Wacana pertemuan Trump-Putin sebenarnya telah bergulir sejak beberapa minggu lalu, dipicu oleh percakapan telepon yang diklaim Kremlin berlangsung "sangat jujur dan penuh kepercayaan". Namun, harapan untuk merealisasikan pertemuan tersebut kini meredup.

Trump secara terbuka menyatakan keraguannya terkait manfaat pertemuan tersebut. "Saya tidak ingin pertemuan yang sia-sia," ujarnya kepada wartawan di Gedung Putih. "Saya tidak ingin membuang-buang waktu, jadi saya akan lihat saja nanti."

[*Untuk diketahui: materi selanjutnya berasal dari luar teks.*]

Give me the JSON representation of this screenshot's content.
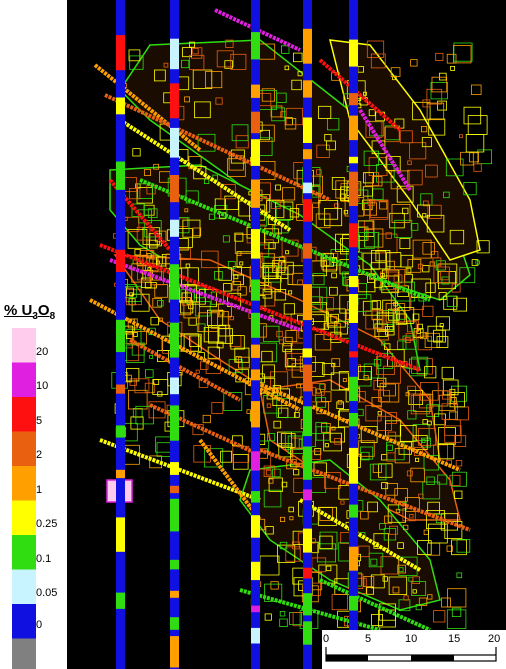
{
  "legend": {
    "title_prefix": "% U",
    "title_sub1": "3",
    "title_mid": "O",
    "title_sub2": "8",
    "entries": [
      {
        "label": "20",
        "color": "#ffccee"
      },
      {
        "label": "10",
        "color": "#e020e0"
      },
      {
        "label": "5",
        "color": "#ff1010"
      },
      {
        "label": "2",
        "color": "#e86010"
      },
      {
        "label": "1",
        "color": "#ffa000"
      },
      {
        "label": "0.25",
        "color": "#ffff00"
      },
      {
        "label": "0.1",
        "color": "#30dd10"
      },
      {
        "label": "0.05",
        "color": "#c8f4ff"
      },
      {
        "label": "0",
        "color": "#1010e0"
      },
      {
        "label": "",
        "color": "#808080"
      }
    ]
  },
  "scale_bar": {
    "labels": [
      "0",
      "5",
      "10",
      "15",
      "20"
    ]
  },
  "colors": {
    "background": "#000000",
    "drillhole_base": "#1010e0",
    "outline_green": "#30dd10",
    "outline_yellow": "#ffff00",
    "outline_orange": "#ffa000",
    "outline_darkorange": "#e86010"
  }
}
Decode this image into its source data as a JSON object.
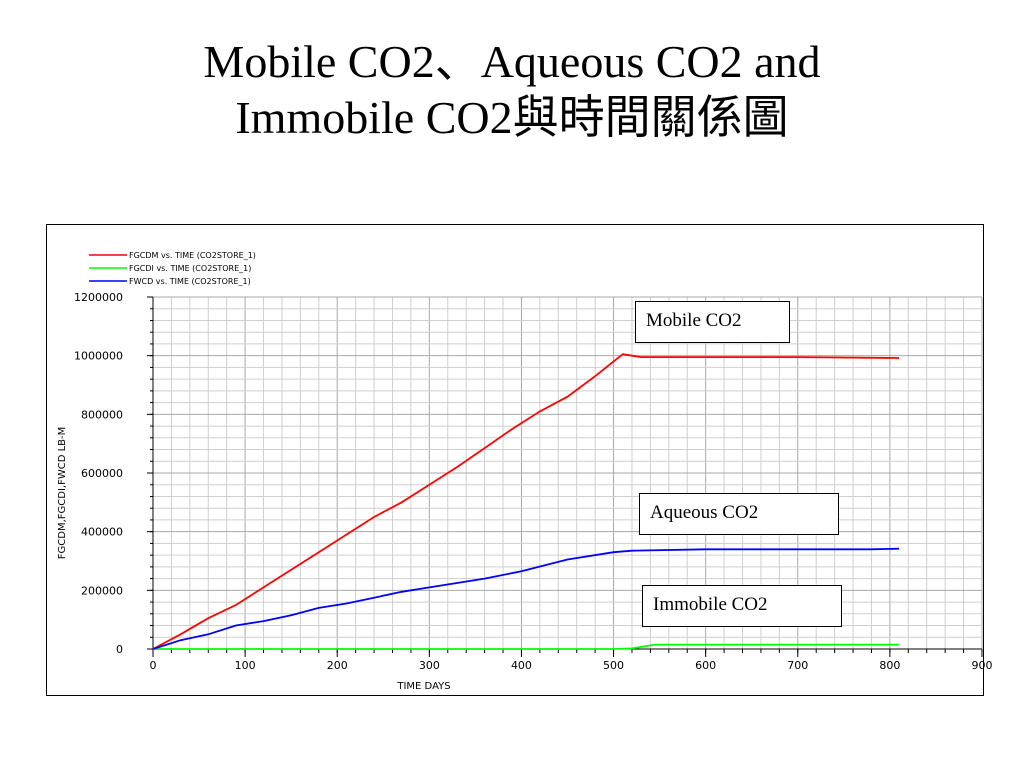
{
  "slide": {
    "title_line1": "Mobile CO2、Aqueous CO2 and",
    "title_line2": "Immobile CO2與時間關係圖"
  },
  "chart_data": {
    "type": "line",
    "xlabel": "TIME   DAYS",
    "ylabel": "FGCDM,FGCDI,FWCD   LB-M",
    "xlim": [
      0,
      900
    ],
    "ylim": [
      0,
      1200000
    ],
    "x_ticks": [
      "0",
      "100",
      "200",
      "300",
      "400",
      "500",
      "600",
      "700",
      "800",
      "900"
    ],
    "y_ticks": [
      "0",
      "200000",
      "400000",
      "600000",
      "800000",
      "1000000",
      "1200000"
    ],
    "grid": true,
    "legend_position": "top-left",
    "series": [
      {
        "name": "FGCDM vs. TIME (CO2STORE_1)",
        "color": "#ff0000",
        "x": [
          0,
          30,
          60,
          90,
          120,
          150,
          180,
          210,
          240,
          270,
          300,
          330,
          360,
          390,
          420,
          450,
          480,
          510,
          530,
          600,
          700,
          810
        ],
        "y": [
          0,
          50000,
          105000,
          150000,
          210000,
          270000,
          330000,
          390000,
          450000,
          500000,
          560000,
          620000,
          685000,
          750000,
          810000,
          860000,
          930000,
          1005000,
          995000,
          995000,
          995000,
          992000
        ]
      },
      {
        "name": "FGCDI  vs.  TIME (CO2STORE_1)",
        "color": "#00ff00",
        "x": [
          0,
          100,
          200,
          300,
          400,
          500,
          520,
          545,
          600,
          700,
          810
        ],
        "y": [
          0,
          0,
          0,
          0,
          0,
          0,
          2000,
          15000,
          15000,
          15000,
          15000
        ]
      },
      {
        "name": "FWCD  vs.  TIME (CO2STORE_1)",
        "color": "#0000ff",
        "x": [
          0,
          30,
          60,
          90,
          120,
          150,
          180,
          210,
          240,
          270,
          300,
          330,
          360,
          400,
          450,
          500,
          520,
          600,
          700,
          780,
          810
        ],
        "y": [
          0,
          30000,
          50000,
          80000,
          95000,
          115000,
          140000,
          155000,
          175000,
          195000,
          210000,
          225000,
          240000,
          265000,
          305000,
          330000,
          335000,
          340000,
          340000,
          340000,
          342000
        ]
      }
    ],
    "annotations": [
      "Mobile CO2",
      "Aqueous CO2",
      "Immobile CO2"
    ]
  }
}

Pernyataan Trump ini sejalan dengan sinyal yang diberikan oleh pejabat dari kedua negara. Seorang pejabat senior Gedung Putih kepada internationalmedia.co.id menegaskan, "Tidak ada rencana bagi Presiden Trump untuk bertemu dengan Presiden Putin dalam waktu dekat."
Kremlin juga mengamini bahwa belum ada kepastian waktu terkait pertemuan tersebut. Juru bicara Kremlin, Dmitry Peskov, menyatakan bahwa persiapan yang matang diperlukan.
Penundaan ini diduga kuat dipicu oleh perbedaan pandangan terkait solusi konflik di Ukraina. Rusia dilaporkan mengajukan tuntutan yang bertentangan dengan keinginan Trump untuk membekukan garis pertempuran di Ukraina.
Pembatalan pertemuan antara Menteri Luar Negeri Rusia, Sergey Lavrov, dan mitranya dari AS, Marco Rubio, semakin memperkuat indikasi bahwa pertemuan puncak Trump-Putin tidak akan terwujud dalam waktu dekat.